Gender Differences in Employment, Services, and Family Support

In The Politics of Autism, I discuss  social services for people with intellectual and developmental disabilities.

At Autism, Julie Lounds Taylor and colleagues have an article titled "Sex Differences in Employment and Supports for Adults with Autism Spectrum Disorder."  The abstract:
This study explored sex differences in employment, reasons for unemployment, benefits, and supports among a large, international sample of adults with autism spectrum disorder. The sample included 443 adults with autism spectrum disorder (60% female; 74% residing in the United States) who consented to be part of an autism research registry and completed an Internet survey. Outcome variables included current employment status, number of hours working, number of jobs in the past 5 years, reasons for unemployment, as well as the number of benefits received and the amount of financial support currently being received from families of origin. Using multiple regression models, we found that males and females were working at similar rates. Females were more likely than males to say that their unemployment was a result of choosing to withdraw from the labor market.
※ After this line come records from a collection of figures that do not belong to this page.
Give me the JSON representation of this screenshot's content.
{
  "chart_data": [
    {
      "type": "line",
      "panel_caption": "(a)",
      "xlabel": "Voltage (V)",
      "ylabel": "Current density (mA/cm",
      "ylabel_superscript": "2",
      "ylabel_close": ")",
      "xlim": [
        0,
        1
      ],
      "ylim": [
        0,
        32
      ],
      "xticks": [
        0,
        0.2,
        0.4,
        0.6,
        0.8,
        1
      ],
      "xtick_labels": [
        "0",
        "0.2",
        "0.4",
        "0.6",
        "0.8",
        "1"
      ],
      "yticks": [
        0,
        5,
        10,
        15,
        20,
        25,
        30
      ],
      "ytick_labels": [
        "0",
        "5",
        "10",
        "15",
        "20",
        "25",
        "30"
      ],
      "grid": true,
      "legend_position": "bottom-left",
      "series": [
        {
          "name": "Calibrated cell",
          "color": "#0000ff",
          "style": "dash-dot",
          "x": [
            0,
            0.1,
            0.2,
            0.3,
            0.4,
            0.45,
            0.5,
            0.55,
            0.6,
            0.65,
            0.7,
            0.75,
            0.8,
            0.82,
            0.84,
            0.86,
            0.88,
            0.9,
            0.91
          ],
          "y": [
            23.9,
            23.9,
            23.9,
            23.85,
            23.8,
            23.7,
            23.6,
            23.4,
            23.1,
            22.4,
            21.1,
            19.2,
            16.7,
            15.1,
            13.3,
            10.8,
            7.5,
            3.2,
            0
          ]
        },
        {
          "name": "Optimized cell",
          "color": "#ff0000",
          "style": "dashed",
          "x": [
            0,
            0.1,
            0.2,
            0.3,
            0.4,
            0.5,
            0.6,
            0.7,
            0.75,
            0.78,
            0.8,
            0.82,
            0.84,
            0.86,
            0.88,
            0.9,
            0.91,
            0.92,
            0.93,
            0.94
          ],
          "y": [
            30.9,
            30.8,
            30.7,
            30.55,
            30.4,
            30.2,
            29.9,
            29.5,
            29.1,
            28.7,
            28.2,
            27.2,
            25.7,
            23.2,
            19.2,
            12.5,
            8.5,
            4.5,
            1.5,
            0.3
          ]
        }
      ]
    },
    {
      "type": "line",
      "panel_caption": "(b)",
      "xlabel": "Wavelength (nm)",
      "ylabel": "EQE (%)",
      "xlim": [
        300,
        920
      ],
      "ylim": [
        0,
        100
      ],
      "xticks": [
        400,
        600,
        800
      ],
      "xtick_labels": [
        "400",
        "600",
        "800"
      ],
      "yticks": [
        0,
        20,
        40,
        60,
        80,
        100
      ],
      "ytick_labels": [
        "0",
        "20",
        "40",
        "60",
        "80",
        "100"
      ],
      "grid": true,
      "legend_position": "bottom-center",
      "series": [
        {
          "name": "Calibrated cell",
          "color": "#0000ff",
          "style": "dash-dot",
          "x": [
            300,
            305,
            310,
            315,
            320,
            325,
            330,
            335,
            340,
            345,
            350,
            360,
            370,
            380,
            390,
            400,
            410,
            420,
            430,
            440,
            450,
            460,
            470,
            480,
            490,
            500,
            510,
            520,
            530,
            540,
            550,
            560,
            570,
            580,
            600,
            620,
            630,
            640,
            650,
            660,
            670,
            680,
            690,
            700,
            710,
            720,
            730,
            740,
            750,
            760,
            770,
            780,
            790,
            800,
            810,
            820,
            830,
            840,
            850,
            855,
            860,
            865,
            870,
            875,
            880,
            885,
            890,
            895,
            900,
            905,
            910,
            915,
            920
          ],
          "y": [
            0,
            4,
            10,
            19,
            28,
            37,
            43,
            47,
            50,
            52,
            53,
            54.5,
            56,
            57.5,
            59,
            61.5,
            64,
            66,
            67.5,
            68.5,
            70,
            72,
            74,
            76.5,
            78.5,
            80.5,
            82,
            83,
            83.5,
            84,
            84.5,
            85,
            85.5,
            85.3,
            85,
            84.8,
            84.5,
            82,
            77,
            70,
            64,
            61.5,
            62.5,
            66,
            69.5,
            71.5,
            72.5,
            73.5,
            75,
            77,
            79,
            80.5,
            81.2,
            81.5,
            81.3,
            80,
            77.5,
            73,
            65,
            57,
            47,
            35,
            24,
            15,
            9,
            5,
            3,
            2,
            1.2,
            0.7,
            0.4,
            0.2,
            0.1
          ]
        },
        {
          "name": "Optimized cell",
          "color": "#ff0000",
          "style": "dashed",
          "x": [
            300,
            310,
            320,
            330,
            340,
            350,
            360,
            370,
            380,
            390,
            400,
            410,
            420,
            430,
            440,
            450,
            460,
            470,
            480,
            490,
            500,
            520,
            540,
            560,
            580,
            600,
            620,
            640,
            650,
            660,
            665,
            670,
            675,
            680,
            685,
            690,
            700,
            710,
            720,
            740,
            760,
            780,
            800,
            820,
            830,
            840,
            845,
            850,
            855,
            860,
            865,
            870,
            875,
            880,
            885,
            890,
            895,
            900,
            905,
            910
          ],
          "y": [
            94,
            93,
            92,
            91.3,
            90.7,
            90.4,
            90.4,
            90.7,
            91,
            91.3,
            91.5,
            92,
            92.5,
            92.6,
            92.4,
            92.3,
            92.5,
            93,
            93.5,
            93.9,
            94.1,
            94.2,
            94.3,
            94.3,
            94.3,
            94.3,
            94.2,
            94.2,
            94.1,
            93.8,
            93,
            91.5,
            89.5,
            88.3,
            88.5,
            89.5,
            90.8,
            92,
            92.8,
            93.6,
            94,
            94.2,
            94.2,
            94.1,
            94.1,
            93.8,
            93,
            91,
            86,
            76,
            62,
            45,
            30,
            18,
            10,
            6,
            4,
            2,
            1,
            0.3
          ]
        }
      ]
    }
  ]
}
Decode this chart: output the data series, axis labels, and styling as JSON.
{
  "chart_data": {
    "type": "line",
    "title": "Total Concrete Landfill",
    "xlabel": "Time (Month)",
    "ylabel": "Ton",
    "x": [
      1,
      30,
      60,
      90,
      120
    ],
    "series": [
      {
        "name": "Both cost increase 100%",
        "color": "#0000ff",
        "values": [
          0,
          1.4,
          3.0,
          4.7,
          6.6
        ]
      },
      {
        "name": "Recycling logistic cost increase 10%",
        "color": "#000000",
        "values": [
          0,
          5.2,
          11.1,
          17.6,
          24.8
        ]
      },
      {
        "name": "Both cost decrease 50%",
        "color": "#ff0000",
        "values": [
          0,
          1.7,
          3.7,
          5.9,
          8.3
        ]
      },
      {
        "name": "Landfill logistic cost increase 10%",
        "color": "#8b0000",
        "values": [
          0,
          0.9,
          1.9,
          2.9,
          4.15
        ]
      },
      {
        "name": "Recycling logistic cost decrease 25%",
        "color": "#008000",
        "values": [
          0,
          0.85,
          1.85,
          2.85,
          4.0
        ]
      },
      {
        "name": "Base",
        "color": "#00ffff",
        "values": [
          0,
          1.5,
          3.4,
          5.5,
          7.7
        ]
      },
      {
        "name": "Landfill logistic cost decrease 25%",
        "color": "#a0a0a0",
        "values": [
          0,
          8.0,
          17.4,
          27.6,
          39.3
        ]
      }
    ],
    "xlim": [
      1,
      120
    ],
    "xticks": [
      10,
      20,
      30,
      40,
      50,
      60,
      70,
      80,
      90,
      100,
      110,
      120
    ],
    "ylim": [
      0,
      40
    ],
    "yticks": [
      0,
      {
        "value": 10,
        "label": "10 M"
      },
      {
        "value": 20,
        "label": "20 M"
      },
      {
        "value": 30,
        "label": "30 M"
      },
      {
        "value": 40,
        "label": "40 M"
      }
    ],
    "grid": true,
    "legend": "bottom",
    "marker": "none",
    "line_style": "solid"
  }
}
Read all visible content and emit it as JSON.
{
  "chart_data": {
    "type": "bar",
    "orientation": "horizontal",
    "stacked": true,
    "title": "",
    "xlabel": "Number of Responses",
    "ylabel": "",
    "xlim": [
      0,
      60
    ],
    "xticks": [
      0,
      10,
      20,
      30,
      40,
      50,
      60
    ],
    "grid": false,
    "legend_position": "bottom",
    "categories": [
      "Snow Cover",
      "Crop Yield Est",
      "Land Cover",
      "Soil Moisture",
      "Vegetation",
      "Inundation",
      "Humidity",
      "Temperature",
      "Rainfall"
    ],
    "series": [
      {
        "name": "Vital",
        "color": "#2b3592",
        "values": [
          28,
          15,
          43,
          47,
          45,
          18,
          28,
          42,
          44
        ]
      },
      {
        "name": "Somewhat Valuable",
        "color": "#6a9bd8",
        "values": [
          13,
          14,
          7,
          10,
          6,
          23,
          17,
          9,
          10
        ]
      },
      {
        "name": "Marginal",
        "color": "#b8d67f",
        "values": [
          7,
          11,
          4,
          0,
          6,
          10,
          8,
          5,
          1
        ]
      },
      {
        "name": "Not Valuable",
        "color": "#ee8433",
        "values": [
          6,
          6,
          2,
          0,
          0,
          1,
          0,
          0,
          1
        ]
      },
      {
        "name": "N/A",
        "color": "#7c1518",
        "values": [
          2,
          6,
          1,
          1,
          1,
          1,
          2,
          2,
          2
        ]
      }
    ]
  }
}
Similar percentages of males and females reported receiving some form of benefits or family support, but of those receiving benefits/family support, males received more than females. These results are consistent with other studies finding subtle, but potentially important sex differences in life-course outcomes of individuals with autism spectrum disorder.
From the article:
This study adds to the literature by suggesting subtle yet potentially important differences between men and women with ASD in employment, formal services, and family financial support. The pattern of findings in this sample is consistent with findings from other studies examining sex differences in employment. In the Taylor and Mailick studies (Taylor et al., 2015; Taylor & Mailick, 2014), sex differences were not observed when looking at rates of employment/PSE or independence in vocation at a single point in time, but only when digging beneath the surface to examine patterns of employment/PSE. Similarly, in the present analyses, there were no overall sex differences in rates of employment/PSE participation, but instead there were differences in attitudes toward employment (thoughts about hours working, reasons for unemployment). There were also no overall sex differences in the percentages of those receiving any benefits or family financial support, but instead in the amount of assistance received (for those receiving support/benefits). Thus, it appears that sex differences for adults with ASD might not be observed when examining broad indicators of adult outcomes, but instead when delving deeper to examine outcomes in a more fine-grained manner.